Clovis West sisters Nonny (144-2) and Nikki (144-0) Okwelogu, and Redwood's Lissette Mendivil (141-0) joined her from the section in discus qualifying.

But, on the flip side of throwing muscle, section boys – after sweeping the discus and shot put the past three years – didn't have one qualifier in either event.

  • Exeter senior Katie Fry qualified fourth in the 800 at 2:10.64 – No. 4 in section history.

Outside of the section, Long Beach Poly's nationally top-ranked girls carved a path toward a record-tying fourth straight team title as expected.

And the Jackrabbits did so equally as predictable behind their USC-bound tandem of Melia Cox and Akawkaw Ndipagbor.

Cox qualified first in the 100 hurdles (13.42), third in the 300 hurdles (43.26), third in the triple jump (40-11 1/4) and first on Poly's nation-leading 400 relay (45.80).

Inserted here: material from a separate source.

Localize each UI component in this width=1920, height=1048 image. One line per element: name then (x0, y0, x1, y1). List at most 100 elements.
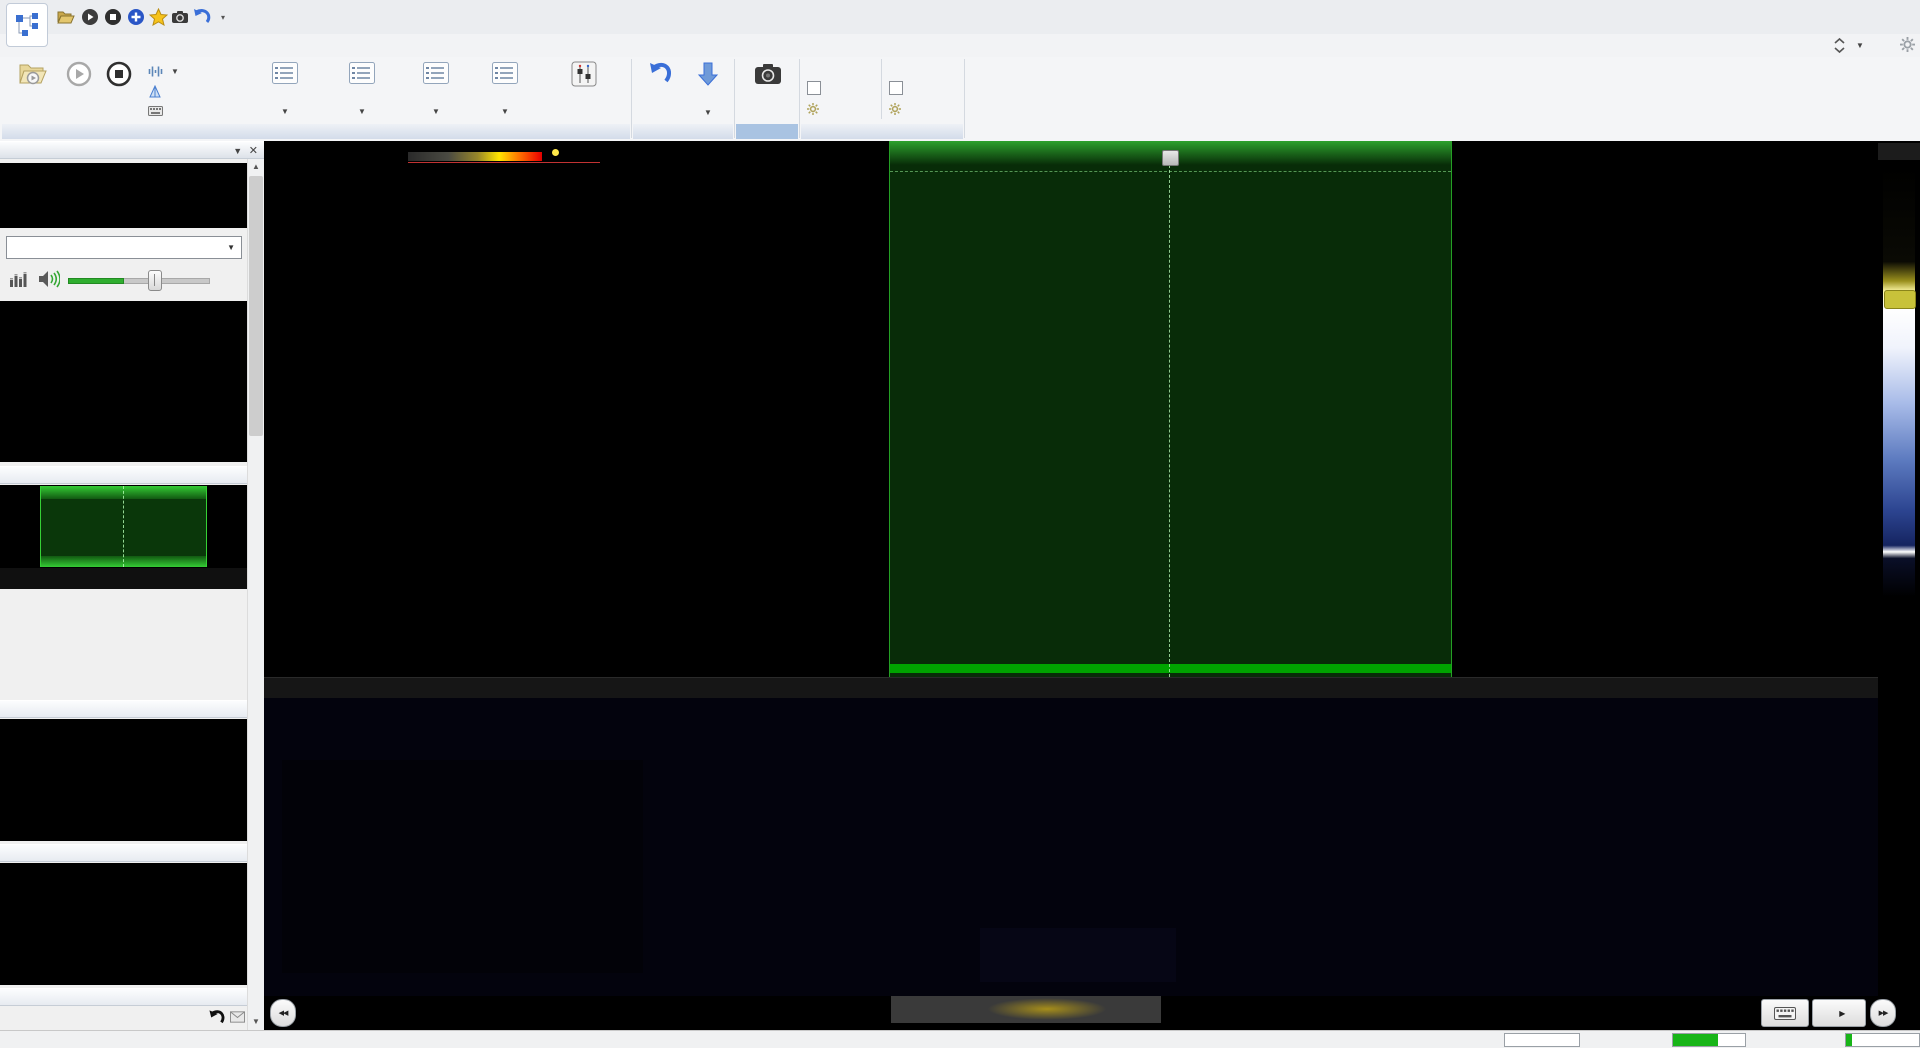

Ndipagbor will arrive today top-seeded in the 200 (23.57), 400 (54.28) and 400 relay, and second in the 1,600 relay (3:47.58).

Prandini ranks second in section history in the 200 with a personal record of 23.95, but she's sure it's going to require much better to beat Ndipagbor in the 200: "I'm going to have to run a major PR."